Document, Annotations & Attributes#
The TextDocument class implements the
Document protocol. It allows to store subclasses of
TextAnnotation, which implements the
Annotation protocol.
Fig. 2 Text document and text annotation#
Document#
TextDocument relies on TextAnnotationContainer,
a subclass of AnnotationContainer, to manage the annotations,
Given a text document named doc
User can browse segments, entities, and relations
for entity in doc.anns.entities: ... for segment in doc.anns.segments: ... for relation in doc.anns.relations: ...
User can filter segments, entities and relations
sentences_segments = doc.get_segments(label="sentences") disorder_entities = doc.get_entities(label="disorder) entity = <my entity> relations = doc.get_relations(label="before", source_id=entity.uid)
Note
For common interfaces provided by core components, you can refer to Document.
Annotations#
For text modality, TextDocument can only contain
TextAnnotations.
Note
For more details about public APIs, refer to medkit.core.text.annotation).

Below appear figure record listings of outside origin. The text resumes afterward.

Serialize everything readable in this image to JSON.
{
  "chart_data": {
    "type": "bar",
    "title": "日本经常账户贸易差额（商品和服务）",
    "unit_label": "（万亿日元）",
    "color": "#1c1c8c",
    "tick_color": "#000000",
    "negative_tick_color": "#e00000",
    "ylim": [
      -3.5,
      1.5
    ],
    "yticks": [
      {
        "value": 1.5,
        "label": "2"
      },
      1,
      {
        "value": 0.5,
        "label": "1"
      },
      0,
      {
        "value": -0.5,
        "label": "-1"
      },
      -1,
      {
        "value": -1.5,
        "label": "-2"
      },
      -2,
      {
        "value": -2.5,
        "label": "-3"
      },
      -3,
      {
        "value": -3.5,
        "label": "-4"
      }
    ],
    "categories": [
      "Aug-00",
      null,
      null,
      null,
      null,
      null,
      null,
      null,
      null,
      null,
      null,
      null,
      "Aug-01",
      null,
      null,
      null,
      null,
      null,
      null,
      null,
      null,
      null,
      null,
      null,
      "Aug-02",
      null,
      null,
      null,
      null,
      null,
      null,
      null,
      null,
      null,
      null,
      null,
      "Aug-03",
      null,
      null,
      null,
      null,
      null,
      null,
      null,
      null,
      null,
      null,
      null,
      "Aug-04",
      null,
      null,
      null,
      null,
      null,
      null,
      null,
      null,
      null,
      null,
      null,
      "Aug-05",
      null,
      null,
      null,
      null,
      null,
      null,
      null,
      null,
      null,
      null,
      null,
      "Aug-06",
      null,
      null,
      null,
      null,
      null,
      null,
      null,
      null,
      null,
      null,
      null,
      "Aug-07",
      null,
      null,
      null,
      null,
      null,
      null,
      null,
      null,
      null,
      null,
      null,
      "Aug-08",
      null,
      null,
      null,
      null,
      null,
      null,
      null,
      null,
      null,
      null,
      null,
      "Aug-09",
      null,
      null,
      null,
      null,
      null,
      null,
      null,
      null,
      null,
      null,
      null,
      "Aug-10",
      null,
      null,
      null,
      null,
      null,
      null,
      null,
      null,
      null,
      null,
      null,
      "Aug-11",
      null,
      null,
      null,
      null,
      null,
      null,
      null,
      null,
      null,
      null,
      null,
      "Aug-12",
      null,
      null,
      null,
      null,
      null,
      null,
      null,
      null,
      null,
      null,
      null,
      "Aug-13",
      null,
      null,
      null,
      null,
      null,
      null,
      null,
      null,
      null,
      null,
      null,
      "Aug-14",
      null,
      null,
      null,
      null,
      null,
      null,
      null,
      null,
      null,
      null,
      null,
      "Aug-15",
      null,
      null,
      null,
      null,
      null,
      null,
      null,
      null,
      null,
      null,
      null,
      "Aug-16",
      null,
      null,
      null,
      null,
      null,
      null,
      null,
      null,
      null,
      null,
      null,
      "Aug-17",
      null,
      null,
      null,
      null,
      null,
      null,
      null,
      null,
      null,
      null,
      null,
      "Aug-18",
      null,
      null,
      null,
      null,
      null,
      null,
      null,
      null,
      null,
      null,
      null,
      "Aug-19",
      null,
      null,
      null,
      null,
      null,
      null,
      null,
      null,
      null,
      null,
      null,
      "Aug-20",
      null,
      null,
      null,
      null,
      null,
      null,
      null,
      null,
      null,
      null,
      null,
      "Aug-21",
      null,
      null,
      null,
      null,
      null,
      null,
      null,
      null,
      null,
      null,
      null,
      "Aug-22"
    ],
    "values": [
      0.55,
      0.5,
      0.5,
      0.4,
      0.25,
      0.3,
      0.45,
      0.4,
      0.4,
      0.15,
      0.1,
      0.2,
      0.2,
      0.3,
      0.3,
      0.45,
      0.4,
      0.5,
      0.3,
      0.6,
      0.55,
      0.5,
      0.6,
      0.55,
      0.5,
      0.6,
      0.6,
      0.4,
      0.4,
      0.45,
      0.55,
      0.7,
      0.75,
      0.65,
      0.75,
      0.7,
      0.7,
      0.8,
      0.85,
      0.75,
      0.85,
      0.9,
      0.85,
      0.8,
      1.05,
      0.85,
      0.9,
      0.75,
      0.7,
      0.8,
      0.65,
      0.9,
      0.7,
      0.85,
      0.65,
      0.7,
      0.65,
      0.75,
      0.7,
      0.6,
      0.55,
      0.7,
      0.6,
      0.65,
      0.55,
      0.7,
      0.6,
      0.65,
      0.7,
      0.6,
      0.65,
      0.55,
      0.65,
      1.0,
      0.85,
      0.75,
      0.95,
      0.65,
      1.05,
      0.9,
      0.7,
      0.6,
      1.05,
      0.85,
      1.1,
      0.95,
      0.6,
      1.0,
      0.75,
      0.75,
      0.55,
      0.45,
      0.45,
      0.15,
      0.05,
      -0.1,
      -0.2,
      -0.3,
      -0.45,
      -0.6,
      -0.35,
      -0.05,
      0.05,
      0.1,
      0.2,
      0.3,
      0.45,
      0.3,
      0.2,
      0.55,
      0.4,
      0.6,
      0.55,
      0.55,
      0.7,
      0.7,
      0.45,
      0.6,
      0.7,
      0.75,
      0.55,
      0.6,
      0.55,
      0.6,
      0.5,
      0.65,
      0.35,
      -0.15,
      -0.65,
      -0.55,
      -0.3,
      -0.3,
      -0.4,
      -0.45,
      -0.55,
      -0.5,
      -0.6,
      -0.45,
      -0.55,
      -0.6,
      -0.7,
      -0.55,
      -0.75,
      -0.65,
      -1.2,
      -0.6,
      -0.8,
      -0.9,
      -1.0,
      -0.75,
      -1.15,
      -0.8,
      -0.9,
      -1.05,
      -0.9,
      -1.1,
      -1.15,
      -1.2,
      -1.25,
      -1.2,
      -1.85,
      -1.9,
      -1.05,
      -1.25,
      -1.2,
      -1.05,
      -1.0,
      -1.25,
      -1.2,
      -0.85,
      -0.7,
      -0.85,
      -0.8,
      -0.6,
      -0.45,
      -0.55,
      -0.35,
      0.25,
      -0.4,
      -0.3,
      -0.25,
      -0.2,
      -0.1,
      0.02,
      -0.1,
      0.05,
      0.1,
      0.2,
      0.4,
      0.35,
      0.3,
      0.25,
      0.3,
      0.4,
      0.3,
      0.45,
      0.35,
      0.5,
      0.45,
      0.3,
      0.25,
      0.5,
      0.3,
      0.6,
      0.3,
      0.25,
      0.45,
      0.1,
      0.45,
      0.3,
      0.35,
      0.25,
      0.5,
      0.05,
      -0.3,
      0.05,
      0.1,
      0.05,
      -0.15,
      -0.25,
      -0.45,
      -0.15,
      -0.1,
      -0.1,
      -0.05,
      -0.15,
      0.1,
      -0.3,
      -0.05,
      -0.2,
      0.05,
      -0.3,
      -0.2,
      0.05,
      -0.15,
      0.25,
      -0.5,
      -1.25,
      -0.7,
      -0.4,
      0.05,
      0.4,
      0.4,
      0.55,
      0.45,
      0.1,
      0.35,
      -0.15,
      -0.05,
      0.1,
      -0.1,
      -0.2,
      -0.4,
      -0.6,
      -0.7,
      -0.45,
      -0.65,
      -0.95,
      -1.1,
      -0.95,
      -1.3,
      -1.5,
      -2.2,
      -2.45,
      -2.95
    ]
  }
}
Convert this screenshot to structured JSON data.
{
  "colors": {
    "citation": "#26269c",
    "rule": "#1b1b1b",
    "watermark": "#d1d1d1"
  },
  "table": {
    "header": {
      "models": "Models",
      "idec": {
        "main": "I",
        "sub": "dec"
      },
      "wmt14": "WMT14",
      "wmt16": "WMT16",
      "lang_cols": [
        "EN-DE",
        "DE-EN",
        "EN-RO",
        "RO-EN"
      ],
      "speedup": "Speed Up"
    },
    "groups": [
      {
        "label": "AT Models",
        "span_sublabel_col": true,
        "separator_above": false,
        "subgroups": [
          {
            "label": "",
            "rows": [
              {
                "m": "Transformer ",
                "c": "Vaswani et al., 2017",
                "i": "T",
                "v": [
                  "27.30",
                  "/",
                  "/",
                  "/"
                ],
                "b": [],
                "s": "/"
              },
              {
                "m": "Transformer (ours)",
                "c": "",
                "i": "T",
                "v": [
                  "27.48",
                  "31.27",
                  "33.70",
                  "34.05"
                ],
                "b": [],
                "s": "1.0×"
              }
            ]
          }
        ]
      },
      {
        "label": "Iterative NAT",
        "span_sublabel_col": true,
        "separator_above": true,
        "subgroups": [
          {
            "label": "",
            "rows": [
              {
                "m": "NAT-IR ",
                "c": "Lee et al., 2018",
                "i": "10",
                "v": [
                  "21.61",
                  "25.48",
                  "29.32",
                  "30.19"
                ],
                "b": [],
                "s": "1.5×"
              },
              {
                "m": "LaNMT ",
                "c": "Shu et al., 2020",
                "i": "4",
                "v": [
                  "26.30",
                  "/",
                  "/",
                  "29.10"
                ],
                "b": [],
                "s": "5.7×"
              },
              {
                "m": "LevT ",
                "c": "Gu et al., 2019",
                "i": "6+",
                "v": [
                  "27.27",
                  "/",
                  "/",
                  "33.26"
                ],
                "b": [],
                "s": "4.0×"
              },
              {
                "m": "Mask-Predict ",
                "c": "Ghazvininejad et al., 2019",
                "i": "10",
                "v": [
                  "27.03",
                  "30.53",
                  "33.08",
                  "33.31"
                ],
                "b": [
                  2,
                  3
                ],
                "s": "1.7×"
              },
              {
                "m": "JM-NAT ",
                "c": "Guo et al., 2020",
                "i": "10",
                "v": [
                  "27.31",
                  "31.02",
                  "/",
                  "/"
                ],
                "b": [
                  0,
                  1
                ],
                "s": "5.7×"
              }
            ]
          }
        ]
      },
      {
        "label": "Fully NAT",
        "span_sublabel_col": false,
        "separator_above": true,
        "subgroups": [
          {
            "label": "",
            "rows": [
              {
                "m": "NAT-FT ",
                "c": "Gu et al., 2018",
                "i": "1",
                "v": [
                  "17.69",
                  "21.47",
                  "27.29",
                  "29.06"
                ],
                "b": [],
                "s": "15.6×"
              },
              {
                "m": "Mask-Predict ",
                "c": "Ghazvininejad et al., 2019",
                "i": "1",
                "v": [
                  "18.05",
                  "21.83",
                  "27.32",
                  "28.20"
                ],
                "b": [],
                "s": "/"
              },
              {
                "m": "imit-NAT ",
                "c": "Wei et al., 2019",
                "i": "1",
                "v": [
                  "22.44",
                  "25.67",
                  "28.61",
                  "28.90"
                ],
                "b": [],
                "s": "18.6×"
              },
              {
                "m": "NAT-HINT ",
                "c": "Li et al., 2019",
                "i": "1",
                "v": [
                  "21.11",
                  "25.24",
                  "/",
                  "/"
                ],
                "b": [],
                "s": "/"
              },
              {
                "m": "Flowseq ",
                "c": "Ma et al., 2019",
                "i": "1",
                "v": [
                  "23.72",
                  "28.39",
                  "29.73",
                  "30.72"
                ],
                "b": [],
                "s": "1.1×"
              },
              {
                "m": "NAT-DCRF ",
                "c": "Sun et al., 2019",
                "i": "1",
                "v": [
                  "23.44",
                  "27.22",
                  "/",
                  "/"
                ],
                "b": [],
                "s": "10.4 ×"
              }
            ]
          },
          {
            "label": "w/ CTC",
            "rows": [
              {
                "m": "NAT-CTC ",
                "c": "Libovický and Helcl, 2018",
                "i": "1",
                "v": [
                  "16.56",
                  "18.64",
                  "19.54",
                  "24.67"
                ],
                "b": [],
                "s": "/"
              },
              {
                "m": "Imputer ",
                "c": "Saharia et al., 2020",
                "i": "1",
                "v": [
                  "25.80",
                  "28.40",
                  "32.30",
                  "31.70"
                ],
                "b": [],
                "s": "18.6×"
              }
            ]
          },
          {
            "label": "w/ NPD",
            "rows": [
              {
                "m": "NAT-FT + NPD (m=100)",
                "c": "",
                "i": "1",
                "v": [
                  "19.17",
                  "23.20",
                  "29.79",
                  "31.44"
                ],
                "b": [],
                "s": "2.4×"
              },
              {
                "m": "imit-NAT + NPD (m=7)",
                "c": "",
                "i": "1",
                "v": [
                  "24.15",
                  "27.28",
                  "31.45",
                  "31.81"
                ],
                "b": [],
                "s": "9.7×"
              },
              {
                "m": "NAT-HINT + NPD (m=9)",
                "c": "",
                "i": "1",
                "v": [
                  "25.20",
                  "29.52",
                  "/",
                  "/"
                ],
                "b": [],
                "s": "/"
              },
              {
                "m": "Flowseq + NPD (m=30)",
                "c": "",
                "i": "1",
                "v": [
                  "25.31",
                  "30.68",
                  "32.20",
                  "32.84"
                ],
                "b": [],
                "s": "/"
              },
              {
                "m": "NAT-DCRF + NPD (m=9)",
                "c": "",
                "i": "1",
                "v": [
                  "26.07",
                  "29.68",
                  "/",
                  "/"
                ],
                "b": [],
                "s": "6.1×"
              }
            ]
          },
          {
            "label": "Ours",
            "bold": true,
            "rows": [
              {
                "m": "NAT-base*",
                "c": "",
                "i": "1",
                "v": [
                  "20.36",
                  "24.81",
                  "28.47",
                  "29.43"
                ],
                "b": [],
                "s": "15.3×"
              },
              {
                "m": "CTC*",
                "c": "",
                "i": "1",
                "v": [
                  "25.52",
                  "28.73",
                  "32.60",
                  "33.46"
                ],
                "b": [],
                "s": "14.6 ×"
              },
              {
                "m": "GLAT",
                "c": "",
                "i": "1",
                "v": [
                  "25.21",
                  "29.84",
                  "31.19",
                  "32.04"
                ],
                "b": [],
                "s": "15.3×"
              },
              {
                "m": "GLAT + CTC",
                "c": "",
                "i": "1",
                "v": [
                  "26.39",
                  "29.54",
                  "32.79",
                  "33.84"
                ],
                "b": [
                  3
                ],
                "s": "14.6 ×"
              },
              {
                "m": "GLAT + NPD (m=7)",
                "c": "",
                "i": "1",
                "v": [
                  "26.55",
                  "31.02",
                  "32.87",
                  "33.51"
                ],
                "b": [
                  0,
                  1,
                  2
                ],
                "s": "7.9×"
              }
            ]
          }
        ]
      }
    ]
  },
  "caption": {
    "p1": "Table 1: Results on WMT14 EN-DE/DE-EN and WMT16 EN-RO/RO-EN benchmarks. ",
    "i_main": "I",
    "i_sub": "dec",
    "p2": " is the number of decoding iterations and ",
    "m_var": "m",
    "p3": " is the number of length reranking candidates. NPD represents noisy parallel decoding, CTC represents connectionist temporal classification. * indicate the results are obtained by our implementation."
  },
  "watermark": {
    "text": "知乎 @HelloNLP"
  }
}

Three subclasses are defined:
Segment,
Entity and
Relation
Fig. 3 Text annotation hierarchy#
Note
Each text annotation class inherits from the common interfaces provided by the core component (cf. Annotation)
Attributes#
Text annotations can receive attributes, which will be instances of the core
Attribute class.
Among attributes, medkit.core.text proposes
EntityNormAttribute, to be used
for normalization attributes, in order to have a common structure for
normalization information, independently of the operation used to create it.
Spans#
medkit relies on the concept of spans for following all text modifications made by the different operations.
Note
For more details about public APIs, refer to
medkit.core.text.span.
medkit also proposes a set of utilities for manipulating these spans if we need it when implementing a new medkit operation.
Note
For more details about public APIs, refer to medkit.core.text.span_utils.
See also
You may also take a look to the spans notebook example.
Text utilities#
These utilities have some preconfigured patterns for preprocessing text documents without destruction. They are not really supposed to be used directly, but rather inside a cleaning operation.
Note
For more details about public APIs, refer to medkit.core.text.utils.
See also
Medkit provides the EDSCleaner class that combines all these utilities to clean french documents (related to EDS documents coming from PDF).
Operations#
Abstract subclasses of Operation have been defined for text
to ease the development of text operations according to run operations.
Fig. 4 Operation hierarchy#
Note
For more details about public APIs, refer to medkit.core.text.operation.
Internal class _CustomTextOperation has been implemented to allow user to
call create_text_operation() for easily instantiating a custom
text operation.
See also
You may refer to this tutorial as example of definition of custom operation.